COOPER: “Speaking of that, 2016 was when you knelt during the playing of the national anthem before a game in solidarity with Colin Kaepernick. You wrote an essay called why I’m kneeling and I just want to read a part of it. You said, “’s because of my utmost respect for the flag and the promise it represents that I have chosen to demonstrate in this way. When I take a knee I’m facing the flag with my full body staring straight into the heart of our country’s ultimate symbol of freedom because I believe it’s my responsibility just as it is yours to ensure that freedom is afforded to everyone in this country,” and then at another point, you said in a tweet, “being a gay American I know what it means to look at the flag and not have it protect all of your liberties.” People still do not understand and criticize you for bringing one person, bringing politics into the game for, you know, disrespecting the flag, the anthem, the country. That is what the criticism is.”

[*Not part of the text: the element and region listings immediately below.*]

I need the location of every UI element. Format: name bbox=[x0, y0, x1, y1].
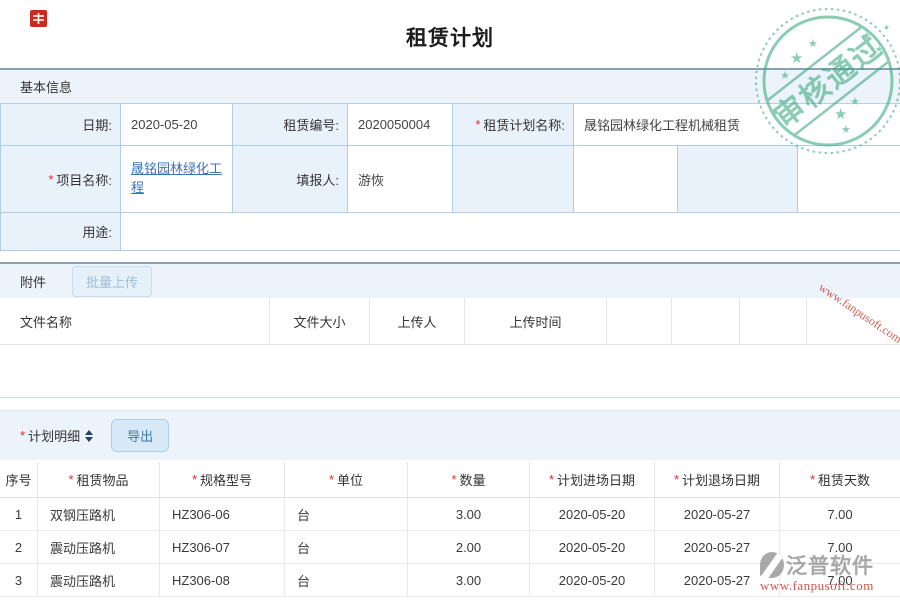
attachments-bottom-divider bbox=[0, 397, 900, 398]
col-empty bbox=[740, 298, 807, 344]
purpose-value-cell bbox=[121, 213, 900, 251]
col-seq: 序号 bbox=[0, 462, 38, 497]
cell-exit-date: 2020-05-27 bbox=[655, 564, 780, 597]
section-plan-details-title: 计划明细 bbox=[28, 426, 80, 445]
cell-spec-model: HZ306-06 bbox=[160, 498, 285, 531]
required-star: * bbox=[810, 472, 815, 487]
cell-rental-item: 震动压路机 bbox=[38, 564, 160, 597]
project-link[interactable]: 晟铭园林绿化工程 bbox=[131, 160, 232, 198]
cell-entry-date: 2020-05-20 bbox=[530, 564, 655, 597]
col-uploader: 上传人 bbox=[370, 298, 465, 344]
cell-quantity: 2.00 bbox=[408, 531, 530, 564]
required-star: * bbox=[329, 472, 334, 487]
attachments-table-header: 文件名称 文件大小 上传人 上传时间 bbox=[0, 298, 900, 345]
cell-spec-model: HZ306-08 bbox=[160, 564, 285, 597]
required-star: * bbox=[674, 472, 679, 487]
reporter-value-cell: 游恢 bbox=[348, 146, 453, 213]
reporter-label-cell: 填报人: bbox=[233, 146, 348, 213]
batch-upload-button[interactable]: 批量上传 bbox=[72, 266, 152, 297]
cell-unit: 台 bbox=[285, 498, 408, 531]
col-spec-model: *规格型号 bbox=[160, 462, 285, 497]
date-label-cell: 日期: bbox=[1, 104, 121, 146]
empty-value-cell bbox=[798, 146, 900, 213]
cell-rental-days: 7.00 bbox=[780, 564, 900, 597]
col-empty bbox=[607, 298, 672, 344]
plan-name-value-cell: 晟铭园林绿化工程机械租赁 bbox=[574, 104, 900, 146]
export-button[interactable]: 导出 bbox=[111, 419, 169, 452]
col-empty bbox=[807, 298, 900, 344]
col-entry-date: *计划进场日期 bbox=[530, 462, 655, 497]
empty-value-cell bbox=[574, 146, 678, 213]
cell-spec-model: HZ306-07 bbox=[160, 531, 285, 564]
required-star: * bbox=[48, 172, 53, 187]
empty-label-cell bbox=[678, 146, 798, 213]
plan-details-table-header: 序号 *租赁物品 *规格型号 *单位 *数量 *计划进场日期 *计划退场日期 *… bbox=[0, 462, 900, 498]
empty-label-cell bbox=[453, 146, 574, 213]
section-plan-details: * 计划明细 导出 bbox=[0, 410, 900, 460]
col-file-name: 文件名称 bbox=[0, 298, 270, 344]
project-label-cell: * 项目名称: bbox=[1, 146, 121, 213]
cell-exit-date: 2020-05-27 bbox=[655, 531, 780, 564]
cell-quantity: 3.00 bbox=[408, 498, 530, 531]
required-star: * bbox=[475, 117, 480, 132]
basic-info-form: 日期: 2020-05-20 租赁编号: 2020050004 * 租赁计划名称… bbox=[0, 103, 900, 251]
cell-unit: 台 bbox=[285, 531, 408, 564]
section-basic-info: 基本信息 bbox=[0, 68, 900, 103]
section-basic-info-title: 基本信息 bbox=[20, 77, 72, 96]
rental-no-value-cell: 2020050004 bbox=[348, 104, 453, 146]
required-star: * bbox=[20, 428, 25, 443]
col-exit-date: *计划退场日期 bbox=[655, 462, 780, 497]
col-unit: *单位 bbox=[285, 462, 408, 497]
col-rental-days: *租赁天数 bbox=[780, 462, 900, 497]
cell-rental-item: 双钢压路机 bbox=[38, 498, 160, 531]
required-star: * bbox=[451, 472, 456, 487]
col-empty bbox=[672, 298, 740, 344]
svg-text:★: ★ bbox=[790, 50, 803, 67]
date-value-cell: 2020-05-20 bbox=[121, 104, 233, 146]
cell-entry-date: 2020-05-20 bbox=[530, 498, 655, 531]
cell-exit-date: 2020-05-27 bbox=[655, 498, 780, 531]
plan-name-label-cell: * 租赁计划名称: bbox=[453, 104, 574, 146]
cell-rental-days: 7.00 bbox=[780, 498, 900, 531]
required-star: * bbox=[192, 472, 197, 487]
purpose-label-cell: 用途: bbox=[1, 213, 121, 251]
rental-no-label-cell: 租赁编号: bbox=[233, 104, 348, 146]
section-attachments: 附件 批量上传 bbox=[0, 262, 900, 298]
cell-quantity: 3.00 bbox=[408, 564, 530, 597]
col-upload-time: 上传时间 bbox=[465, 298, 607, 344]
cell-entry-date: 2020-05-20 bbox=[530, 531, 655, 564]
cell-seq: 3 bbox=[0, 564, 38, 597]
cell-rental-days: 7.00 bbox=[780, 531, 900, 564]
plan-details-table-body: 1 双钢压路机 HZ306-06 台 3.00 2020-05-20 2020-… bbox=[0, 498, 900, 597]
col-rental-item: *租赁物品 bbox=[38, 462, 160, 497]
cell-seq: 1 bbox=[0, 498, 38, 531]
cell-seq: 2 bbox=[0, 531, 38, 564]
required-star: * bbox=[549, 472, 554, 487]
project-value-cell: 晟铭园林绿化工程 bbox=[121, 146, 233, 213]
col-file-size: 文件大小 bbox=[270, 298, 370, 344]
required-star: * bbox=[68, 472, 73, 487]
page-title: 租赁计划 bbox=[0, 22, 900, 52]
col-quantity: *数量 bbox=[408, 462, 530, 497]
cell-rental-item: 震动压路机 bbox=[38, 531, 160, 564]
cell-unit: 台 bbox=[285, 564, 408, 597]
section-attachments-title: 附件 bbox=[20, 272, 46, 291]
sort-toggle-icon[interactable] bbox=[85, 430, 93, 442]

RAPINOE: “Yeah, it’s very much is that. I don’t fully understand it, either because I think that taking care of others, standing up for yourself and other people, if they don’t have the ability to do so is very uniquely American. I think everyone in America would say that and I think we have a rich history and a pride in saying that in those words and often times in doing that in the world. I don’t think anybody can deny the horrors of racism and Jim Crow and mass incarceration and what’s happening on the southern border and gay rights and women’s rights. It’s like, I don’t quite understand, you know, sort of where the miss is because I think a lot of the people that disagree with me would benefit greatly from a world that is better for everyone.”

COOPER: “You do not see it as disrespecting the flag or the anthem?”

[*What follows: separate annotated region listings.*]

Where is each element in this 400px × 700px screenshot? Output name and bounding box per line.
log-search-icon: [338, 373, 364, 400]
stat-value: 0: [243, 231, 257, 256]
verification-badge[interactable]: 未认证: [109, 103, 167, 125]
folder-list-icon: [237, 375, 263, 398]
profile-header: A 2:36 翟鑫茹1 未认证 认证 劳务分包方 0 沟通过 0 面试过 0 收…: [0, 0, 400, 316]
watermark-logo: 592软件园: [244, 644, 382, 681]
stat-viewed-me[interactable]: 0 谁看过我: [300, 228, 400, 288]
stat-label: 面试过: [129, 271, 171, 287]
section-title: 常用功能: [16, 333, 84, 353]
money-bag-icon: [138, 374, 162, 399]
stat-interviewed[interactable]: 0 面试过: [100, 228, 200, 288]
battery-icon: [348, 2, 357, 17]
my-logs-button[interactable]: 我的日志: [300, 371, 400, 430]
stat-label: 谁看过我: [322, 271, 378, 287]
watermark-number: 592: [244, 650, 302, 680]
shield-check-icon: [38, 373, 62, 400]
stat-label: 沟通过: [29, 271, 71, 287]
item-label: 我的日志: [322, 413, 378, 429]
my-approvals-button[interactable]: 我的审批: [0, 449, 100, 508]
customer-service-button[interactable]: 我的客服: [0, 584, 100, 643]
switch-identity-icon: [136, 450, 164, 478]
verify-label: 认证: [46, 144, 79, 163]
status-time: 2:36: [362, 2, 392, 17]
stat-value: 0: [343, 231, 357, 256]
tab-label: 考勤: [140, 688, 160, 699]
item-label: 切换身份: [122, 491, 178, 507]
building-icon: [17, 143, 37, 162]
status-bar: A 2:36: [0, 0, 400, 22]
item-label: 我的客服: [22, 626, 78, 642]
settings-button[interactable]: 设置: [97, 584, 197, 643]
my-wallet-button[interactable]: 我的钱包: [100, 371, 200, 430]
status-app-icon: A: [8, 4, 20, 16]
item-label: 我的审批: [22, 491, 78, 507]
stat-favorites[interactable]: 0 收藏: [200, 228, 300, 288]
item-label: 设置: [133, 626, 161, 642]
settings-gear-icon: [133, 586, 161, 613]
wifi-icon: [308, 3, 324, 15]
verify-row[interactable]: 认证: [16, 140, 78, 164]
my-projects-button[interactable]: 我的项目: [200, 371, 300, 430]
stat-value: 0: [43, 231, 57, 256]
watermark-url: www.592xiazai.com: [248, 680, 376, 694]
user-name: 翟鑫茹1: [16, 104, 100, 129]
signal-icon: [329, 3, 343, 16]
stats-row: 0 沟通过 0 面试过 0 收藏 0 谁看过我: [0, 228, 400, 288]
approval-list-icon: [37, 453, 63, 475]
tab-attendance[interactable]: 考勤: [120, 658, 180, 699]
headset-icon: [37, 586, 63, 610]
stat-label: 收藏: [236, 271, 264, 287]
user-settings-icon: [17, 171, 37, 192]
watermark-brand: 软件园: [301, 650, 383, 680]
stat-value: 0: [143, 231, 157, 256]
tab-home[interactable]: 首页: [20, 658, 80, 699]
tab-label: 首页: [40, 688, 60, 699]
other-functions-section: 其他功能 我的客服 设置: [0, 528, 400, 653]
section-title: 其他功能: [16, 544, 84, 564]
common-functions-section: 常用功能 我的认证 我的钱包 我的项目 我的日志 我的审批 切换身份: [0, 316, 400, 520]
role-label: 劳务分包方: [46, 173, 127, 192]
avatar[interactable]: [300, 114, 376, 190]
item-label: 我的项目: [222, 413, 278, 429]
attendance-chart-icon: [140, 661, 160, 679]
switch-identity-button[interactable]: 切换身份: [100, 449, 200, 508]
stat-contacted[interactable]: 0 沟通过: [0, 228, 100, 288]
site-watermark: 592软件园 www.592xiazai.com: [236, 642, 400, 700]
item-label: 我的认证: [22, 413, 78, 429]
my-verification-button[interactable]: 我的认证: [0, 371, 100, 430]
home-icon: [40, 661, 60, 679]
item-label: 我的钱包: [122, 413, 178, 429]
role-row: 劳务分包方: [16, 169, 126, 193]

RAPINOE: “I do not, no. I think that protest is not comfortable ever. It’s going to make people uncomfortable. It’s gonna- you know, force people to look inwards and question, you know, everything they thought they knew. It’s not convenient. It doesn’t feel good really for anyone, even in those moments kneeling those were, you know, some of the most crazy personal moments that I’ve ever had but that’s what it takes, progress is hard.”

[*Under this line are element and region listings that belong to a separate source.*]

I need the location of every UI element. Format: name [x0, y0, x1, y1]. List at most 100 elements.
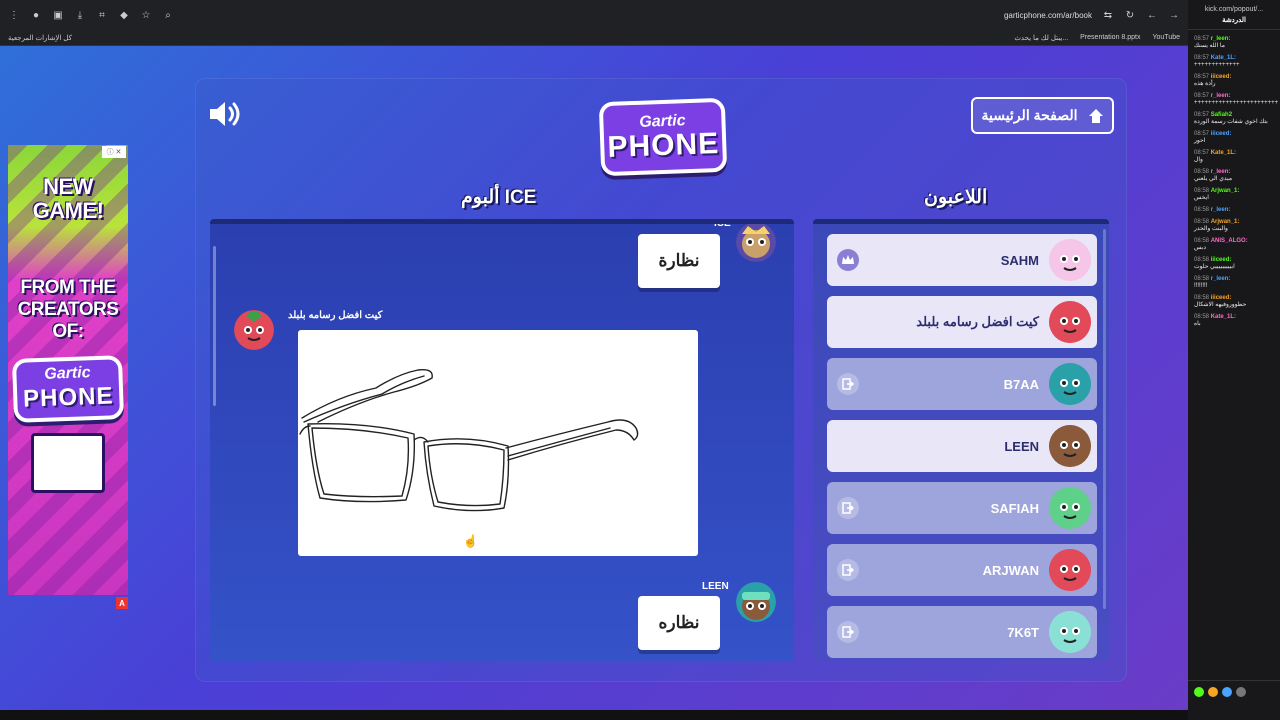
address-bar[interactable]: garticphone.com/ar/book — [1004, 11, 1092, 20]
player-avatar — [1049, 549, 1091, 591]
chat-username[interactable]: Arjwan_1: — [1211, 219, 1240, 225]
bookmark-all[interactable]: كل الإشارات المرجعية — [8, 34, 72, 42]
chat-time: 08:57 — [1194, 74, 1210, 80]
player-row: B7AA — [827, 358, 1097, 410]
back-icon[interactable]: ← — [1146, 9, 1158, 21]
player-name: LEEN — [702, 581, 729, 592]
translate-icon[interactable]: ⇆ — [1102, 9, 1114, 21]
menu-icon[interactable]: ⋮ — [8, 9, 20, 21]
player-name: كيت افضل رسامه بلبلد — [916, 314, 1039, 329]
forward-icon[interactable]: → — [1168, 9, 1180, 21]
chat-username[interactable]: iiiceed: — [1211, 295, 1232, 301]
bookmark-item[interactable]: Presentation 8.pptx — [1080, 34, 1140, 42]
chat-text: ++++++++++++++++++++++++ — [1194, 100, 1279, 106]
chat-username[interactable]: iiiceed: — [1211, 257, 1232, 263]
chat-text: +++++++++++++ — [1194, 62, 1240, 68]
drawing-canvas — [298, 330, 698, 556]
chat-text: ما الله يسنك — [1194, 43, 1225, 49]
player-row: كيت افضل رسامه بلبلد — [827, 296, 1097, 348]
player-avatar — [1049, 239, 1091, 281]
player-name: ICE — [714, 219, 731, 229]
chat-message: 08:58 iiiceed: ابيييييييييي حلوت — [1188, 255, 1280, 274]
chat-username[interactable]: Arjwan_1: — [1211, 188, 1240, 194]
chat-time: 08:58 — [1194, 219, 1210, 225]
chat-window: kick.com/popout/... الدردشة 08:57 r_leen… — [1188, 0, 1280, 720]
browser-toolbar: ⋮ ● ▣ ⤓ ⌗ ◆ ☆ ⌕ garticphone.com/ar/book … — [0, 0, 1188, 30]
bookmark-item[interactable]: يبتل لك ما يحدث... — [1014, 34, 1068, 42]
chat-username[interactable]: iiiceed: — [1211, 74, 1232, 80]
strawberry-avatar — [234, 310, 274, 350]
chat-message: 08:58 iiiceed: حطووروفيهه الاشكال — [1188, 293, 1280, 312]
chat-text: ابيييييييييي حلوت — [1194, 264, 1235, 270]
chat-text: احور — [1194, 138, 1206, 144]
player-name: SAFIAH — [990, 500, 1039, 516]
player-row: 7K6T — [827, 606, 1097, 658]
chat-message: 08:57 r_leen: ++++++++++++++++++++++++ — [1188, 91, 1280, 110]
players-scrollbar[interactable] — [1103, 229, 1106, 609]
chat-messages: 08:57 r_leen: ما الله يسنك 08:57 Kate_1L: +… — [1188, 30, 1280, 331]
chat-time: 08:57 — [1194, 112, 1210, 118]
chat-username[interactable]: r_leen: — [1211, 276, 1231, 282]
chat-time: 08:57 — [1194, 131, 1210, 137]
chat-message: 08:57 iiiceed: رأدة هذه — [1188, 72, 1280, 91]
chat-username[interactable]: iiiceed: — [1211, 131, 1232, 137]
chat-username[interactable]: r_leen: — [1211, 36, 1231, 42]
album-title: ألبوم ICE — [461, 187, 537, 208]
chat-username[interactable]: Kate_1L: — [1211, 55, 1236, 61]
ice-avatar — [736, 224, 776, 262]
chat-message: 08:58 Arjwan_1: والبنت والحدر — [1188, 217, 1280, 236]
player-name: 7K6T — [1007, 624, 1039, 640]
player-row: ARJWAN — [827, 544, 1097, 596]
players-title: اللاعبون — [924, 187, 988, 208]
chat-input-bar[interactable] — [1188, 680, 1280, 720]
player-row: SAHM — [827, 234, 1097, 286]
reload-icon[interactable]: ↻ — [1124, 9, 1136, 21]
exit-icon — [837, 621, 859, 643]
chat-text: رأدة هذه — [1194, 81, 1216, 87]
chat-username[interactable]: Safiah2 — [1211, 112, 1232, 118]
chat-message: 08:57 Kate_1L: وال — [1188, 148, 1280, 167]
chat-username[interactable]: ANIS_ALGO: — [1211, 238, 1248, 244]
download-icon[interactable]: ⤓ — [74, 9, 86, 21]
chat-url[interactable]: kick.com/popout/... — [1205, 6, 1263, 13]
chat-text: دبس — [1194, 245, 1206, 251]
extension-icon[interactable]: ● — [30, 9, 42, 21]
extensions-icon[interactable]: ◆ — [118, 9, 130, 21]
chat-username[interactable]: Kate_1L: — [1211, 150, 1236, 156]
emote-icon[interactable] — [1222, 687, 1232, 697]
chat-username[interactable]: r_leen: — [1211, 169, 1231, 175]
star-icon[interactable]: ☆ — [140, 9, 152, 21]
player-avatar — [1049, 611, 1091, 653]
album-scrollbar[interactable] — [213, 246, 216, 406]
player-row: LEEN — [827, 420, 1097, 472]
bookmark-item[interactable]: YouTube — [1152, 34, 1180, 42]
ad-banner[interactable]: NEW GAME! FROM THE CREATORS OF: Gartic P… — [8, 145, 128, 595]
sidebar-icon[interactable]: ▣ — [52, 9, 64, 21]
chat-username[interactable]: r_leen: — [1211, 207, 1231, 213]
chat-message: 08:57 Kate_1L: +++++++++++++ — [1188, 53, 1280, 72]
zoom-icon[interactable]: ⌕ — [162, 9, 174, 21]
chat-time: 08:58 — [1194, 276, 1210, 282]
ad-choices-icon[interactable]: A — [116, 597, 128, 609]
chat-message: 08:58 Arjwan_1: ايخس — [1188, 186, 1280, 205]
ad-close-button[interactable]: ⓘ ✕ — [102, 146, 126, 158]
emote-icon[interactable] — [1208, 687, 1218, 697]
guess-bubble: نظارة — [638, 234, 720, 288]
chat-text: بتك اخوي شفات رسمة الوردة — [1194, 119, 1268, 125]
home-button[interactable]: الصفحة الرئيسية — [971, 97, 1114, 134]
home-icon — [1088, 108, 1103, 123]
screenshot-icon[interactable]: ⌗ — [96, 9, 108, 21]
settings-icon[interactable] — [1236, 687, 1246, 697]
chat-time: 08:57 — [1194, 55, 1210, 61]
chat-time: 08:57 — [1194, 36, 1210, 42]
player-name: B7AA — [1003, 376, 1039, 392]
chat-time: 08:58 — [1194, 257, 1210, 263]
emote-icon[interactable] — [1194, 687, 1204, 697]
leen-avatar — [736, 582, 776, 622]
chat-username[interactable]: Kate_1L: — [1211, 314, 1236, 320]
taskbar — [0, 710, 1188, 720]
chat-username[interactable]: r_leen: — [1211, 93, 1231, 99]
chat-time: 08:58 — [1194, 188, 1210, 194]
speaker-icon[interactable] — [208, 100, 244, 128]
exit-icon — [837, 497, 859, 519]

COOPER: “The moments kneeling were difficult for you?”

RAPINOE: “Yeah, it was.”

COOPER: “Because of people’s reaction or?”

RAPINOE: “A little bit, yeah. Obviously knowing — especially after the first time that I did it, you know, knowing how angry people were, but it also — it was difficult and heavy but I have this immense sense of pride and responsibility in doing that. So I think that’s where the strength of doing it a number of times came from.”